Teaching notes

This year:

Python exercises only: 80 median, 71 avg; substantially better than last year

The overall assignment grades will be higher because the readme/gitignore components

Hello! Today:¶

  1. Merging, and working on "Merging exercises.ipynb"
  2. Announcements
    • A2: strong grades! A tribute to hard work - bravo
    • A3: figures are 💪💪💪, reviews starting
    • A4: posting asap
    • Readme, gitignore, etc: Important good habits, near 100% avg
  3. Roman Pearce "We Hungry" topics
    • Lunch N Learn
    • Ain't forgetting: donuts and coffee

Today¶

  1. Bonus discussion on viz
  2. Merging
  3. Probably Wednesday: Missing values

Viz¶

Any questions about anything on this? (Last week we mostly talked about mechanics of making plots show up. We can discuss anything on the broad topic of viz here)

Warmup - thinking about viz¶

We also have time to discuss the AWESOME array of graphs submitted for A3.

  • Pludits- which impressed you? How did they DO that?
  • Commentary (good natured only) on improving any?
  • Query to eliminate outliers in graphs where seeing the patterns matter
  • Avoid oversaturation in scatterplots with .sample() or kind='hex'. Another option: Some students plotted various 2D density graphs

I provided examples of both in "plotting exercises" (see Q5 & Q6 answers)

Good-er visuals¶

Check out the resource page's visualization references for pointers to more resources on effective visualization

Check out 3.3.5 in the book for a quickstart on how you can customize your figures next time you want to fine tune plots (and then google a lot, since sane human memorizes matplotlib...)

Moving on...¶

Context - starting point: Remember, the class's first two objectives are to:

  1. obtain, explore, groom, visualize, and analyze data
  2. make all of that reproducible, reusable, and shareable

Context - right now: At this point, we've covered/added skills

  • ✅ GitHub for collaboration and sharing
  • ✅ GitHub for project management/development and version control
  • ✅ Python: numpy, pandas, seaborn
  • ✅ Datasets: CRSP (stock prices), Compustat (firm financial statements), FRED (macroeconomic and regional time series data)
  • ✅ Data scraping: Yes, you've done this already!
  • ✅ Finance: Downloading stock prices, compounding returns over arbitrary time spans, building portfolios

We need to talk about a few more issues before we get properly ambitious.

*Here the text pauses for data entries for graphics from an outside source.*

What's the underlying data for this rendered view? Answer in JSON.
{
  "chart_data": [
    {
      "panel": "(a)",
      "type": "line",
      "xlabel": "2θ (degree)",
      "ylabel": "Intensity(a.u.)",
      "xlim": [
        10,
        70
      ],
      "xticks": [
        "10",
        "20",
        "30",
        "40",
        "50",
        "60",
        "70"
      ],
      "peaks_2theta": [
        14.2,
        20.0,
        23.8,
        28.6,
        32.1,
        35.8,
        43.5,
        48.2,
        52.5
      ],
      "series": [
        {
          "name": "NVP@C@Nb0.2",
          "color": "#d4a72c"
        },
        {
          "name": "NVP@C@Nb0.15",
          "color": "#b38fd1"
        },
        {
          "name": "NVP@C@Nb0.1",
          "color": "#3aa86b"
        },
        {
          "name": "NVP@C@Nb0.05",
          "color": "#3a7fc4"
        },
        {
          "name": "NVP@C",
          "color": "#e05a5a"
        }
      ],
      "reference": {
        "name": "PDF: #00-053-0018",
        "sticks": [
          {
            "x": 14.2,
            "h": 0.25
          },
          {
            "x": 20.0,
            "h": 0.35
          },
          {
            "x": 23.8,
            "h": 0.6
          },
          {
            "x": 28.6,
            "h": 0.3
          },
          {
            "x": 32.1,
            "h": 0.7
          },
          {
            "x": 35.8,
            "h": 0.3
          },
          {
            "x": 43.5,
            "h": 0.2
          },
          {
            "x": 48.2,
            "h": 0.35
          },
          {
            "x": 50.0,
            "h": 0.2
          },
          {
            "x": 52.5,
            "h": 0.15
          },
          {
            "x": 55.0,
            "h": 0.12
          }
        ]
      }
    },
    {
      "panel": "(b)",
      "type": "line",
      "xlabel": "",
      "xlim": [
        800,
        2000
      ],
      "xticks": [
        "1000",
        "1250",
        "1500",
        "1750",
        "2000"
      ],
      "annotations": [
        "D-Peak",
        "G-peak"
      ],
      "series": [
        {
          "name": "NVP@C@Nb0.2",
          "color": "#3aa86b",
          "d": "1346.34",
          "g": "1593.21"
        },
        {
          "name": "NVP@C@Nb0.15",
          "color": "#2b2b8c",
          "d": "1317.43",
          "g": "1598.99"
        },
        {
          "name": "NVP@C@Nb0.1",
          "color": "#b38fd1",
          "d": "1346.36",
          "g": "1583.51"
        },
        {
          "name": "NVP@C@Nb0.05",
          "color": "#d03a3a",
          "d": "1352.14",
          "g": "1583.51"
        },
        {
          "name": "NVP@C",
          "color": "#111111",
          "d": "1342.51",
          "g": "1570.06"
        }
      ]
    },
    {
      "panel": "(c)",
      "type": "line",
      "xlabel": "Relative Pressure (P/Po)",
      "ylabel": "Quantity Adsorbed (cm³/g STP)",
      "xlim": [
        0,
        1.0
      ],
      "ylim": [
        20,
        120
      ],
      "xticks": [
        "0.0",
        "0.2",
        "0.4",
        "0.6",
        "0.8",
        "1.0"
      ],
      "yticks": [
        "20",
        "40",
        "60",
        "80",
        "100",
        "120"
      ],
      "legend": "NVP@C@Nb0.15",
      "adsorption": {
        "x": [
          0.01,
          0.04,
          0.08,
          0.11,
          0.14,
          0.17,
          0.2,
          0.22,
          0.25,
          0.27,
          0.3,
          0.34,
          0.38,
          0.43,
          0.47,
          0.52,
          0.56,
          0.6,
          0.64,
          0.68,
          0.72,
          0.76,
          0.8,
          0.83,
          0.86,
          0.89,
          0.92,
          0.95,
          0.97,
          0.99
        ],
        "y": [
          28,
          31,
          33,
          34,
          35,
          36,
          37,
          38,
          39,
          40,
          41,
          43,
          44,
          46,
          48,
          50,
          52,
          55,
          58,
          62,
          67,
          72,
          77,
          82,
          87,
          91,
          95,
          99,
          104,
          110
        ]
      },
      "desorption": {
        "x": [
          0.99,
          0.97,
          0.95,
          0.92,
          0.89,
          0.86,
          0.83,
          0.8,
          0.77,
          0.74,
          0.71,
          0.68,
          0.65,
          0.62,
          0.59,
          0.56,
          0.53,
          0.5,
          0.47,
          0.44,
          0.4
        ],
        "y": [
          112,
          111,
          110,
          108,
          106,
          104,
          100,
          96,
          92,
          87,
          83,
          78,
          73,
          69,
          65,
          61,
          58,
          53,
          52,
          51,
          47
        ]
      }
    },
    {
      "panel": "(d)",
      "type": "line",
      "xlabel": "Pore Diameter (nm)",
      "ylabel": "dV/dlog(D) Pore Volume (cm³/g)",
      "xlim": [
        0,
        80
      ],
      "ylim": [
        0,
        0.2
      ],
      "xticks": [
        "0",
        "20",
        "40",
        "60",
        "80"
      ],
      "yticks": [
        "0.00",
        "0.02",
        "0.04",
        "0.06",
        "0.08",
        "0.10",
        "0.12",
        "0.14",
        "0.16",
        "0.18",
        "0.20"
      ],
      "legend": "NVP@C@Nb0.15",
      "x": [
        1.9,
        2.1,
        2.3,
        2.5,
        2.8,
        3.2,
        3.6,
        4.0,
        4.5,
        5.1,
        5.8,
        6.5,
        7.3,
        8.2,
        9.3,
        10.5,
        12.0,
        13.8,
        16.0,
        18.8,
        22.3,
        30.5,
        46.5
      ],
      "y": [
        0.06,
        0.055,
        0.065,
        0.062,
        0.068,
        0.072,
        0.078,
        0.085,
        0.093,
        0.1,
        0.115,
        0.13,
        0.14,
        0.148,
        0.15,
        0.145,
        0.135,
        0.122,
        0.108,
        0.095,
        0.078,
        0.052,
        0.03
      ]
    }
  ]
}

Context - going forward: We need to introduce a few more skills before we start really running analytical models.

  1. Merging datasets
  2. What to do with missing values?
  3. What to do with outliers?
  4. How to get a world of data off the world wide web
  5. Working with string data

Merging¶

  1. Parameters of the merge function+ practice
  2. Tips / best practices

The merge function¶

In the "merging exercises" notebook, we have

import pandas as pd
left_df = pd.DataFrame({
                    'firm': ['Accenture','Citi','GS'],
                    'varA': ['A1', 'A2', 'A3']})

right_df = pd.DataFrame({
                    'firm': ['GS','Chase','WF'],
                    'varB': ['B1', 'B2', 'B3'],
                    'varc': ['C1', 'C2', 'C3']})

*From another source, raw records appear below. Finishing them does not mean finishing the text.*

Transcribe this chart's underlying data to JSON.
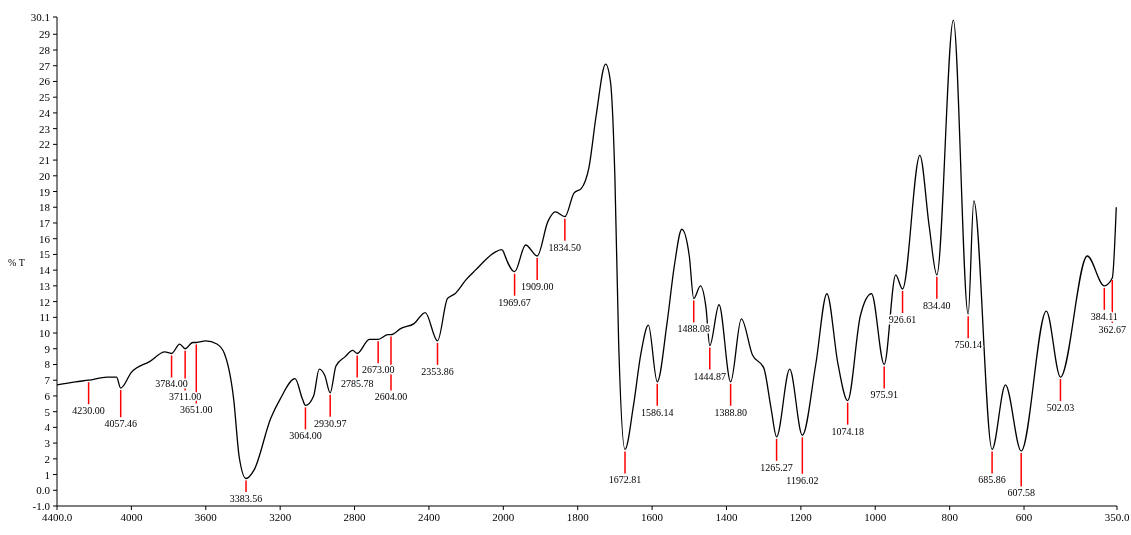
{
  "chart_data": [
    {
      "type": "line",
      "ylabel": "% T",
      "xlim": [
        4400,
        2000
      ],
      "xticks": [
        {
          "value": 4400,
          "label": "4400.0"
        },
        4000,
        3600,
        3200,
        2800,
        2400,
        2000
      ],
      "ylim": [
        -1,
        30.1
      ],
      "yticks": [
        {
          "value": -1,
          "label": "-1.0"
        },
        {
          "value": 0,
          "label": "0.0"
        },
        1,
        2,
        3,
        4,
        5,
        6,
        7,
        8,
        9,
        10,
        11,
        12,
        13,
        14,
        15,
        16,
        17,
        18,
        19,
        20,
        21,
        22,
        23,
        24,
        25,
        26,
        27,
        28,
        29,
        {
          "value": 30.1,
          "label": "30.1"
        }
      ],
      "grid": false,
      "marker": "none",
      "line_style": "solid",
      "series": [
        {
          "color": "#000000",
          "x": [
            4400,
            4300,
            4230,
            4130,
            4080,
            4057.46,
            4000,
            3900,
            3820,
            3784,
            3740,
            3711,
            3670,
            3651,
            3600,
            3540,
            3500,
            3450,
            3420,
            3383.56,
            3340,
            3250,
            3200,
            3120,
            3080,
            3064,
            3020,
            2990,
            2960,
            2930.97,
            2900,
            2850,
            2810,
            2785.78,
            2720,
            2673,
            2620,
            2604,
            2550,
            2480,
            2420,
            2353.86,
            2300,
            2260,
            2200,
            2150,
            2050,
            2010,
            2000
          ],
          "values": [
            6.7,
            6.9,
            7.0,
            7.2,
            7.2,
            6.5,
            7.5,
            8.2,
            8.8,
            8.7,
            9.3,
            9.0,
            9.4,
            9.4,
            9.5,
            9.3,
            8.7,
            5.8,
            2.1,
            0.75,
            1.3,
            4.6,
            5.8,
            7.1,
            5.8,
            5.4,
            6.0,
            7.7,
            7.3,
            6.2,
            7.9,
            8.5,
            8.9,
            8.7,
            9.6,
            9.6,
            9.9,
            9.9,
            10.3,
            10.6,
            11.3,
            9.5,
            12.2,
            12.5,
            13.4,
            14.0,
            15.1,
            15.3,
            15.2
          ]
        }
      ],
      "annotations": [
        {
          "text": "4230.00",
          "x": 4230,
          "y": 7.0
        },
        {
          "text": "4057.46",
          "x": 4057.46,
          "y": 6.5
        },
        {
          "text": "3784.00",
          "x": 3784,
          "y": 8.7
        },
        {
          "text": "3711.00",
          "x": 3711,
          "y": 9.0
        },
        {
          "text": "3651.00",
          "x": 3651,
          "y": 9.4
        },
        {
          "text": "3383.56",
          "x": 3383.56,
          "y": 0.75
        },
        {
          "text": "3064.00",
          "x": 3064,
          "y": 5.4
        },
        {
          "text": "2930.97",
          "x": 2930.97,
          "y": 6.2
        },
        {
          "text": "2785.78",
          "x": 2785.78,
          "y": 8.7
        },
        {
          "text": "2673.00",
          "x": 2673,
          "y": 9.6
        },
        {
          "text": "2604.00",
          "x": 2604,
          "y": 9.9
        },
        {
          "text": "2353.86",
          "x": 2353.86,
          "y": 9.5
        }
      ]
    },
    {
      "type": "line",
      "tick_labels": "x",
      "xlim": [
        2000,
        350
      ],
      "xticks": [
        1800,
        1600,
        1400,
        1200,
        1000,
        800,
        600,
        {
          "value": 350,
          "label": "350.0"
        }
      ],
      "ylim": [
        -1,
        30.1
      ],
      "marker": "none",
      "line_style": "solid",
      "series": [
        {
          "color": "#000000",
          "x": [
            2000,
            1969.67,
            1940,
            1909,
            1880,
            1860,
            1834.5,
            1810,
            1790,
            1770,
            1750,
            1725,
            1712,
            1700,
            1690,
            1672.81,
            1650,
            1630,
            1610,
            1586.14,
            1560,
            1540,
            1520,
            1500,
            1488.08,
            1470,
            1455,
            1444.87,
            1420,
            1388.8,
            1360,
            1330,
            1300,
            1280,
            1265.27,
            1230,
            1196.02,
            1160,
            1130,
            1100,
            1074.18,
            1040,
            1010,
            975.91,
            945,
            926.61,
            880,
            855,
            834.4,
            790,
            750.14,
            735,
            685.86,
            650,
            607.58,
            540,
            502.03,
            430,
            384.11,
            362.67,
            352
          ],
          "values": [
            15.2,
            13.9,
            15.6,
            14.9,
            17.1,
            17.7,
            17.4,
            18.9,
            19.2,
            20.5,
            23.9,
            27.1,
            26.0,
            19.9,
            9.5,
            2.6,
            5.4,
            8.7,
            10.5,
            6.9,
            10.6,
            14.3,
            16.6,
            14.9,
            12.2,
            13.0,
            11.6,
            9.2,
            11.8,
            6.9,
            10.9,
            8.6,
            7.8,
            5.2,
            3.4,
            7.7,
            3.5,
            8.0,
            12.5,
            8.0,
            5.7,
            11.1,
            12.5,
            8.0,
            13.7,
            12.8,
            21.3,
            16.8,
            13.7,
            29.9,
            11.2,
            18.4,
            2.6,
            6.7,
            2.5,
            11.4,
            7.2,
            14.9,
            13.0,
            13.5,
            18.0
          ]
        }
      ],
      "annotations": [
        {
          "text": "1969.67",
          "x": 1969.67,
          "y": 13.9
        },
        {
          "text": "1909.00",
          "x": 1909,
          "y": 14.9
        },
        {
          "text": "1834.50",
          "x": 1834.5,
          "y": 17.4
        },
        {
          "text": "1672.81",
          "x": 1672.81,
          "y": 2.6
        },
        {
          "text": "1586.14",
          "x": 1586.14,
          "y": 6.9
        },
        {
          "text": "1488.08",
          "x": 1488.08,
          "y": 12.2
        },
        {
          "text": "1444.87",
          "x": 1444.87,
          "y": 9.2
        },
        {
          "text": "1388.80",
          "x": 1388.8,
          "y": 6.9
        },
        {
          "text": "1265.27",
          "x": 1265.27,
          "y": 3.4
        },
        {
          "text": "1196.02",
          "x": 1196.02,
          "y": 3.5
        },
        {
          "text": "1074.18",
          "x": 1074.18,
          "y": 5.7
        },
        {
          "text": "975.91",
          "x": 975.91,
          "y": 8.0
        },
        {
          "text": "926.61",
          "x": 926.61,
          "y": 12.8
        },
        {
          "text": "834.40",
          "x": 834.4,
          "y": 13.7
        },
        {
          "text": "750.14",
          "x": 750.14,
          "y": 11.2
        },
        {
          "text": "685.86",
          "x": 685.86,
          "y": 2.6
        },
        {
          "text": "607.58",
          "x": 607.58,
          "y": 2.5
        },
        {
          "text": "502.03",
          "x": 502.03,
          "y": 7.2
        },
        {
          "text": "384.11",
          "x": 384.11,
          "y": 13.0
        },
        {
          "text": "362.67",
          "x": 362.67,
          "y": 13.5
        }
      ]
    }
  ]
}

Let use shift+tab to talk about the parameters.

how : left v. right v. inner v. outer¶

option observations in resulting dataset
how = "inner" Keys (on variables) that are in both datasets
how = "left" "inner" + all unmatched obs in left
how = "right" "inner" + all unmatched obs in right
how = "outer" "inner" + all unmatched obs in left and right

Practical merging tips¶

More in the book!

  1. Pick the "keys" you'll merge on
    • what are the obs levels in each data
    • Ex: firm merge, or firm-year merge?
  2. Before (before!) your merge, examine the keys
    • I provided a function that will help
    • double check: len() before and after merge
  3. Always specify how, on, indicator, and validate inside pd.merge()

  4. After the merge, check that it did what you expected, and give the resulting dataframe a good name. Don't name it "merged"!!!

Next class¶

Missing values, outliers, and data wrangling outro

Student demos¶

  • Task: I'll email after class
  • Morning: Scott (@vollmerjr) and John (@yonboyjohnjoy)
  • Afternoon: Matt (@mromano224) and Ian (@irr223)

Summary¶

We covered

  • Time permitting: Some high level tips for good viz
  • Merging intro
  • Missing values

Shut down: Restart your kernal and run code, save all open files, close JLab, commit and push your class notes repo.¶